Any time you encounter a user complaint, whether regarding slow Internet access, application errors, or other issues that impact productivity, it is important to begin with a thorough understanding of the user’s experience.

Not sure where to begin?  User complaints usually fall into three categories: slow network, inability to access network resources, and application-specific issues.

Based upon the complaint being presented you need to understand the symptoms and then isolate the issue to the correct layer of the Open Systems Interconnection (OSI) model.

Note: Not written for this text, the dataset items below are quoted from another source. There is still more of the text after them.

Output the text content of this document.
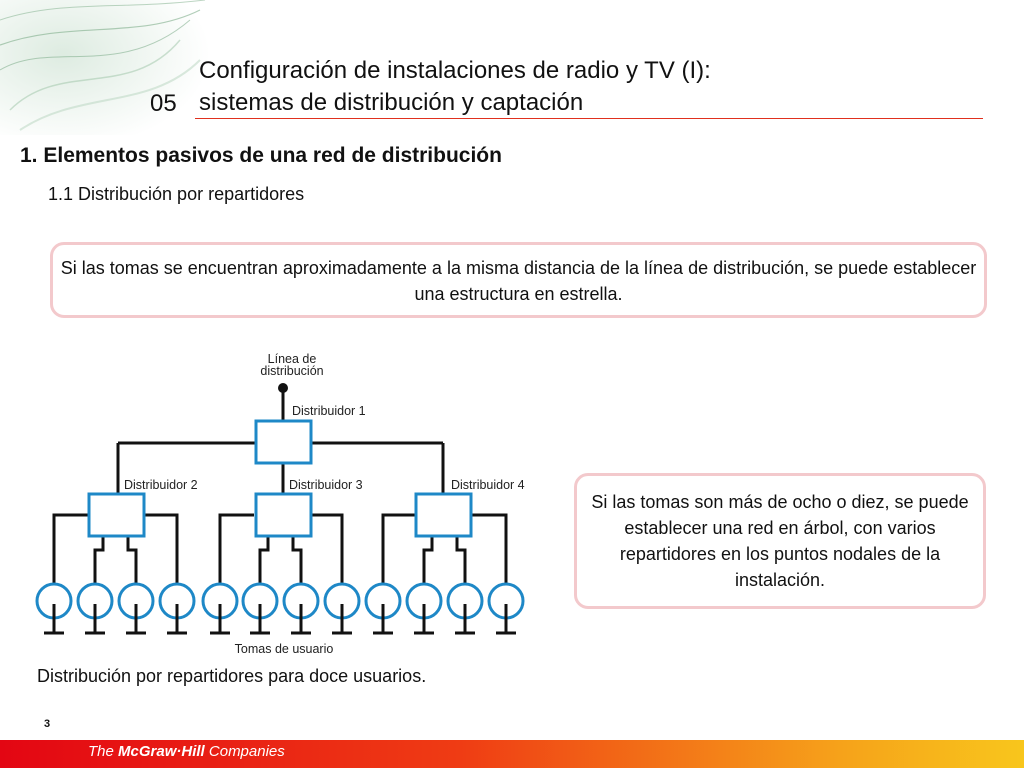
05
Configuración de instalaciones de radio y TV (I):
sistemas de distribución y captación
1. Elementos pasivos de una red de distribución
1.1 Distribución por repartidores
Si las tomas se encuentran aproximadamente a la misma distancia de la línea de distribución, se puede establecer una estructura en estrella.
Línea de
distribución
Distribuidor 1
Distribuidor 2	Distribuidor 3	Distribuidor 4
Tomas de usuario
Si las tomas son más de ocho o diez, se puede establecer una red en árbol, con varios repartidores en los puntos nodales de la instalación.
Distribución por repartidores para doce usuarios.
3
The McGraw·Hill Companies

The following Troubleshooting Cheat Sheet shows the questions to ask with a typical slow network complaint.

What to Ask What it Means
What type of application is being used? Is it web-based? Is it commercial, or a homegrown application? Determines whether the person is accessing local or external resources.
How long does it take the user to copy a file from the desktop to the mapped network drive and back? Verifies they can send data across the network to a server, and allows you to evaluate the speed and response of the DNS server.
How long does it take to ping the server of interest? Validates they can ping the server and obtain the response time.
If the time is slow for a local server, how many hops are needed to reach the server? Confirms the number of hops taking place. Look at switch and server port connections, speed to the client, and any errors.

Quick OSI Layer Review

With these questions answered, working through the OSI model is a straightforward process. When dealing with the different layers, understanding how each layer delivers data and functions will impact how you would troubleshoot each layer.

Physical Layer

Data Link Layer

Network Layer

Assessing the Physical Layer

Generally speaking, Physical Layer symptoms can be classified into two groups of outage and performance issues. In most cases, investigating outage issues is the easiest place to begin, as it’s a matter of confirming the link light is out or that a box is not functioning. Additionally, validating equipment failure is a matter of replacing the cable or switch and confirming everything works.

Physical Layer issues are overlooked by people pinging or looking at NetFlow for the problem, when in reality it’s a Layer 1 issue caused by a cable, jack, or connector.

The next step in investigating Physical Layer issues is delving into performance problems. It’s not just dealing with more complex issues, but also having the correct tools to diagnose degraded performance. Essential tools in your tool box for testing physical issues are a cable tester for cabling problems, and a network analyzer or SNMP poller for other problems.

Assessing Physical Performance Errors

In diagnosing performance issues from a network analyzer, you’ll notice that there are patterns common with these errors, which are usually indicative of what’s causing the Physical Layer problem. These can be divided into intelligent and non-intelligent errors.

Intelligent Errors: An intelligent host is smashing into your network signal and corrupting the data.

Example: Overloaded WiFi network or a busy channel.

Non-Intelligent Errors: An outside entity causing noise that interferes with the signal or flow of data across the network.

Example: A microwave interfering with a WiFi signal.

Climbing Further up the Stack

Confirming performance problems, taking a systematic approach to troubleshooting, and understanding how communication occurs across the layers of the OSI model are key to slashing troubleshooting times and improving resolution accuracy.